James Wilson, the burden of Man United and the belief he can finally come of age at Aberdeen

The prerequisite for a club bringing back a player is usually whether he was any good in the first place.

On the surface, James Wilson doesn’t meet that criterion. Certainly not to a section of the fanbase.

To them, he was a striker that struggled to score goals. During his season-long loan at Aberdeen from Manchester United and over 32 appearances, Wilson hit the back of the net just four times.

Yet Derek McInnes was desperate to sign him on a permanent contract. The question is, then, why?

Certainly, the 23-year-old had his moments. A fine performance against Celtic in Glasgow back in September in which he made intelligent runs, held up the ball and proved troublesome to Jack Hendry and Dedryck Boyata.

But there needs to be more signs, more moments and there were. Wilson also enjoyed a right good game against Hibs on the last day of the season.

McInnes is a big fan of Wilson (NEWSLINE MEDIA LIMITED)

He scored, too, in the 2-1 victory at Easter Road as he operated down the right and managed an 88 per cent pass completion rate. See, there’s that retaining possession positive again.

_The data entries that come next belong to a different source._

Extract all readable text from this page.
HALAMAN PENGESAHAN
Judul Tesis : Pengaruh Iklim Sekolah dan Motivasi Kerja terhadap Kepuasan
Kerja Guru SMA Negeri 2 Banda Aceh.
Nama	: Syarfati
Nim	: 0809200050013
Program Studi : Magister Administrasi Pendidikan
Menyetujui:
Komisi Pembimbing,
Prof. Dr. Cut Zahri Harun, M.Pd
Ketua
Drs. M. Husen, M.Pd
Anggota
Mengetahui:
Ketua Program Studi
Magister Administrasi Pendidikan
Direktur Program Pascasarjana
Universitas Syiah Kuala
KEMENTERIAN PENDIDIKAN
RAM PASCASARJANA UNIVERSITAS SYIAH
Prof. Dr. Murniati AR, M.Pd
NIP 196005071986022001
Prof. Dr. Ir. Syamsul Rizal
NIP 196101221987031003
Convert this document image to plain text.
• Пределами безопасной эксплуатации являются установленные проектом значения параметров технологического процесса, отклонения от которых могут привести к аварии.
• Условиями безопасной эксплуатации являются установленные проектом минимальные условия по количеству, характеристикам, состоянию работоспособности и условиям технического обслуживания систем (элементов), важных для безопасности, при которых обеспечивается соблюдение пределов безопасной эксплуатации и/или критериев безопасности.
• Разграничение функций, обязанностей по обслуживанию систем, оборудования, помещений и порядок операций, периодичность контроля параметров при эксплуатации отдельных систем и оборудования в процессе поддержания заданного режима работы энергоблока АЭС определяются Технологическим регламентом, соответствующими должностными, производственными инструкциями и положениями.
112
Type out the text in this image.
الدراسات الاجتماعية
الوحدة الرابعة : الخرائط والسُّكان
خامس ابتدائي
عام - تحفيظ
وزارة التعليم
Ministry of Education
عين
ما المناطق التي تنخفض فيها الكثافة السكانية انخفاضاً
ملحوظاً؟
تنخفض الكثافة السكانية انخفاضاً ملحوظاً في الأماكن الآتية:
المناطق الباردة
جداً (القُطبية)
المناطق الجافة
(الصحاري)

Wilson also possesses a fine delivery, with the best example of this coming in the defeat at Ibrox near the end of the season when his floated free-kick from the right eluded every Rangers defender. McInnes would have been wishing his attackers hadn’t managed to miss it, too.

He’s fast, fleet-footed and can evade an opposition player almost at will. The Englishman stretches the game, picking up the ball deep before going on runs that gives his defensive team-mates a breather; a must-have attribute for any McInnes side that often likes to counter-attack against stronger opposition.

Examples of this were witnessed against Hibs in February. His goal against Motherwell last September in which he picked up the ball and turned before slotting the ball under the goalkeeper was an exquisite move and finish.

But the point to all this is that these moments have still been too few. There’s a player in there and McInnes clearly knows it.

So why haven’t the supporters seen enough evidence? Wilson was highly rated at United under Louis van Gaal. They believed he was going somewhere, and rather to Aberdeen, perhaps to the Old Trafford giants’ first team. At least to a club also operating in the English Premier League.

The answer as to why he didn’t may perhaps never be known. But freed from the burden of being a Manchester United player – a man on £30,000 a week and stalked by ghosts of achievements past that seem to haunt even the more prodigious than Wilson – we may yet see the talent turn to triumph.